The second experiment was to select several nights of data (about 1.5 million alerts, or 60GB on disk), select only Supernova candidates, apply some filters on it based on the magnitude, select full alert content (~55 KB/alert on disk), and submit the job. The first alert was available in less than a minute, and the entire data was pushed in the topic in about 25 minutes using 1 core for the job.

Data is pushed at a rate of about 20 alert/minute in the topic. Note that even if we started with 1.5 million alerts, the filters reduced a lot the number of alerts to transfer.

CPU load from the Spark cluster (in %). We asked for 1 core, and the job run on 1 machine of the cluster containing 18 cores. The load of the machine is almost constant and small (~5% – which means 1/18 core used), except a 10 minutes rise due to another job submitted at the same time.

The third experiment was to select several weeks of data (about 4.6 million alerts, or about 180GB on disk), apply no filters, select lightweight alert content (~1.4 KB/alert on disk), and submit the job. The first alert was available in less than a minute, and the entire data was pushed in the topic in about 10 minutes using 8 cores for the job:

Data is pushed at a rate of about 500k alert/minute in the topic, or about 8k alert/second using 8 cores.

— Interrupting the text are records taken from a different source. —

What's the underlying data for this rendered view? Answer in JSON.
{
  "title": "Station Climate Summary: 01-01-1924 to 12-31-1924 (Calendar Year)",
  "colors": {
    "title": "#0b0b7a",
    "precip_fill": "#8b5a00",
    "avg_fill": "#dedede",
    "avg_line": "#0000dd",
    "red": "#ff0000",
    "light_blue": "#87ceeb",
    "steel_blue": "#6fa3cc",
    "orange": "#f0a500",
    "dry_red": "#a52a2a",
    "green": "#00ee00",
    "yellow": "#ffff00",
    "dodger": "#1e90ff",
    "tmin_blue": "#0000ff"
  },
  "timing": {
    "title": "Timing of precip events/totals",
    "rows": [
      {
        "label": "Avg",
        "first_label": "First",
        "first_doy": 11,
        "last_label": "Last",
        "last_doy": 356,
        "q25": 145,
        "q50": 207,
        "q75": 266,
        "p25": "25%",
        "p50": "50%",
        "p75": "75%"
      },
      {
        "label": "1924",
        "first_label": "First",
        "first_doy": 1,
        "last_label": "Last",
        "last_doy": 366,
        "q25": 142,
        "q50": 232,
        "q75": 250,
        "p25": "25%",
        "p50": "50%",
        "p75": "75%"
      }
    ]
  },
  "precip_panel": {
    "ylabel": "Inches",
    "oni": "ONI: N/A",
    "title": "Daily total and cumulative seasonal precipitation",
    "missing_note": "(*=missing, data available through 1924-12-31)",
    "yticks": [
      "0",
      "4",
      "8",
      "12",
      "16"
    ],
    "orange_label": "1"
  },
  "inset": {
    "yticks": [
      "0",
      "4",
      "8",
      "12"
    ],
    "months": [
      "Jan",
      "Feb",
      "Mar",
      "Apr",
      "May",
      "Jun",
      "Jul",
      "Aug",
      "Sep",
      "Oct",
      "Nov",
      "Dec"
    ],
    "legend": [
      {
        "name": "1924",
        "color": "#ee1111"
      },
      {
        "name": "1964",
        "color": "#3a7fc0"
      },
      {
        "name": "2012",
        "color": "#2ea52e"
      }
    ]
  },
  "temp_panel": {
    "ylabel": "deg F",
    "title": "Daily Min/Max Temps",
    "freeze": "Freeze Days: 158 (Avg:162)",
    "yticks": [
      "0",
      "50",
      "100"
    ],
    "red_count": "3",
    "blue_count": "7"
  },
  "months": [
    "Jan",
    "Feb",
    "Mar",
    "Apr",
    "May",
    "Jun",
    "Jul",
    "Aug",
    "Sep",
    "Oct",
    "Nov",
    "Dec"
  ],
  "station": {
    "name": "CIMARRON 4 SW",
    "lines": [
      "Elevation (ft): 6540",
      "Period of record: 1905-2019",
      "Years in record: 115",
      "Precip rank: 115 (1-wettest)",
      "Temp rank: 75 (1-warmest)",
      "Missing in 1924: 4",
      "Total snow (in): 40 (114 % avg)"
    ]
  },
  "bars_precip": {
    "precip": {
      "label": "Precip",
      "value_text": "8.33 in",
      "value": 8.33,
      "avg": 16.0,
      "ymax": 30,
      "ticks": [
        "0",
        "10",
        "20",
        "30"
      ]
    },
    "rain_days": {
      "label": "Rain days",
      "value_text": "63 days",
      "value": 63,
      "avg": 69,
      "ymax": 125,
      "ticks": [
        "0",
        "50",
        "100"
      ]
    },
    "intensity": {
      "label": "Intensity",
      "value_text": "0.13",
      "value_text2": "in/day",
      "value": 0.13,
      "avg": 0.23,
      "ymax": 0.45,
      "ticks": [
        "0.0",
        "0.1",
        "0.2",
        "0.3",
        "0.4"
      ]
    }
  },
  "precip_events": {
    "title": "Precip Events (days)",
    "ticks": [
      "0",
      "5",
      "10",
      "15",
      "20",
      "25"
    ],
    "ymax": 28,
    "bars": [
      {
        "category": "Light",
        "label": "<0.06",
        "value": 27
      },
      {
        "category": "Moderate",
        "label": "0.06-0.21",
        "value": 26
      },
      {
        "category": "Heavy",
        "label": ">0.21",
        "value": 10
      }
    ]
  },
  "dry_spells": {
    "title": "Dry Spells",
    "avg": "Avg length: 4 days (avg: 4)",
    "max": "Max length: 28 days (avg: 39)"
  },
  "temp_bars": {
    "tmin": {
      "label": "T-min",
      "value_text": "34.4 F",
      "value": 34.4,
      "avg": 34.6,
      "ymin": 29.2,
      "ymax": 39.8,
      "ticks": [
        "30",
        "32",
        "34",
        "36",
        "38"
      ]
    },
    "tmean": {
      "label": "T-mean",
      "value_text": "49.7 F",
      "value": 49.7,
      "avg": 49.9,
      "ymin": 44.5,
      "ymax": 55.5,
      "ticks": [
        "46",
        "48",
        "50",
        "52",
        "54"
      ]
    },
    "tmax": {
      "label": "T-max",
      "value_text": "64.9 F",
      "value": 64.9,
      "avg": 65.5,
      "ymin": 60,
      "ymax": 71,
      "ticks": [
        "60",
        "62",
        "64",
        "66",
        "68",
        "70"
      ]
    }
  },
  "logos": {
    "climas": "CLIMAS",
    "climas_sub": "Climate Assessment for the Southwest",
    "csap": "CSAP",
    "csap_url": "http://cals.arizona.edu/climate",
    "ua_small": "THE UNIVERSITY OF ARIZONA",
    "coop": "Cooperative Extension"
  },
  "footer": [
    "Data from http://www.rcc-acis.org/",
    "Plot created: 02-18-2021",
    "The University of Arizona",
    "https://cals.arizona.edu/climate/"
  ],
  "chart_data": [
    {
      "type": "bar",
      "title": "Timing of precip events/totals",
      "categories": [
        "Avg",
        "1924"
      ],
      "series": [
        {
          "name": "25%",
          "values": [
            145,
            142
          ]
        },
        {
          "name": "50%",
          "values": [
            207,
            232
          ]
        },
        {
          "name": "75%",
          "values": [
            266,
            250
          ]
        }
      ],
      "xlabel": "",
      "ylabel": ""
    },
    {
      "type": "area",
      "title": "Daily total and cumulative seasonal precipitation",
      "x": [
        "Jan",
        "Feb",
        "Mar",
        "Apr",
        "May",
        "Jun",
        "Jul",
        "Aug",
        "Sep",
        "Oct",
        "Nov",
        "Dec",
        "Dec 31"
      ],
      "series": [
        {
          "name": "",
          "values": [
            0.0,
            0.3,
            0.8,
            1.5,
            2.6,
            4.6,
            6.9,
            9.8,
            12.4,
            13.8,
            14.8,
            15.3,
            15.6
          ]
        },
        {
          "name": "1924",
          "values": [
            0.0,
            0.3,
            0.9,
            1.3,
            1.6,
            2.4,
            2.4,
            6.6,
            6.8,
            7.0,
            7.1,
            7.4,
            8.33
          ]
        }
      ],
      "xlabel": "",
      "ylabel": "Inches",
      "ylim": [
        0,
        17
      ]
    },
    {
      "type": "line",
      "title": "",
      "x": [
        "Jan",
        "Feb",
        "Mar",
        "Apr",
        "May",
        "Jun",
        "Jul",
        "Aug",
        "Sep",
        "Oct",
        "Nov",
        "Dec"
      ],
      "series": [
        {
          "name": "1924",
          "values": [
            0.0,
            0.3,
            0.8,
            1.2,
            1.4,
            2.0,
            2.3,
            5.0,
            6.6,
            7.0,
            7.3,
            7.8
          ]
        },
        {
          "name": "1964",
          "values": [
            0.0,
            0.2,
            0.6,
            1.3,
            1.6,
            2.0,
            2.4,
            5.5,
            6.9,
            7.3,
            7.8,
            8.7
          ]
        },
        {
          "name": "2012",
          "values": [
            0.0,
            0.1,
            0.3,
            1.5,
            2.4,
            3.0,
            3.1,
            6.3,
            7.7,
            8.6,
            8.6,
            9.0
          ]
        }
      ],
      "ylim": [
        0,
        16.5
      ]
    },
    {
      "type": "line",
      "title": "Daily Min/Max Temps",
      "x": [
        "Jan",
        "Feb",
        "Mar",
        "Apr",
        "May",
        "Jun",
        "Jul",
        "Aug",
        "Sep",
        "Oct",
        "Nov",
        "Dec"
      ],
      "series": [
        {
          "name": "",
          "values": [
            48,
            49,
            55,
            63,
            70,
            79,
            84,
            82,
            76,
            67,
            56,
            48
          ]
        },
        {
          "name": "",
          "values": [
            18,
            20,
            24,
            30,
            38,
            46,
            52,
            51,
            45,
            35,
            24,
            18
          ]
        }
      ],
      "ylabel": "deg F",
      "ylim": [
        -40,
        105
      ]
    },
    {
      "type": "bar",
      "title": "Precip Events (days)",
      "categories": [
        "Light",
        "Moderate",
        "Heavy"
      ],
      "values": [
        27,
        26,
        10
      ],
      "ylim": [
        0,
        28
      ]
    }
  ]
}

Data is pushed at a rate of 2 MB/s in the topic.

CPU load from the Spark cluster (in %). We asked for 8 cores split in 4 executors (2 cores/executor). The job was divided in 4 machines, with one having the experiment 2 running as well (purple).

Consuming data

Using the Fink client, we polled alerts from the third experiment (about 4.6 million alerts). It took about 10 minutes to get all the alerts polled and written on disk (this would depend on your network – but this the order of magnitudes):

What is next?

Since the service has just opened, you might experience some service interruptions, or inefficiencies. This service is highly demanding in resources, so in the first weeks of deployment we will monitor the load of the clusters and optimize the current design.

We are also thinking to expand the service, to include for example classification or cross-match on-demand while transfering the data (hence old alerts would contain information from newer science module or additional catalogs). Let us know what you would like to have!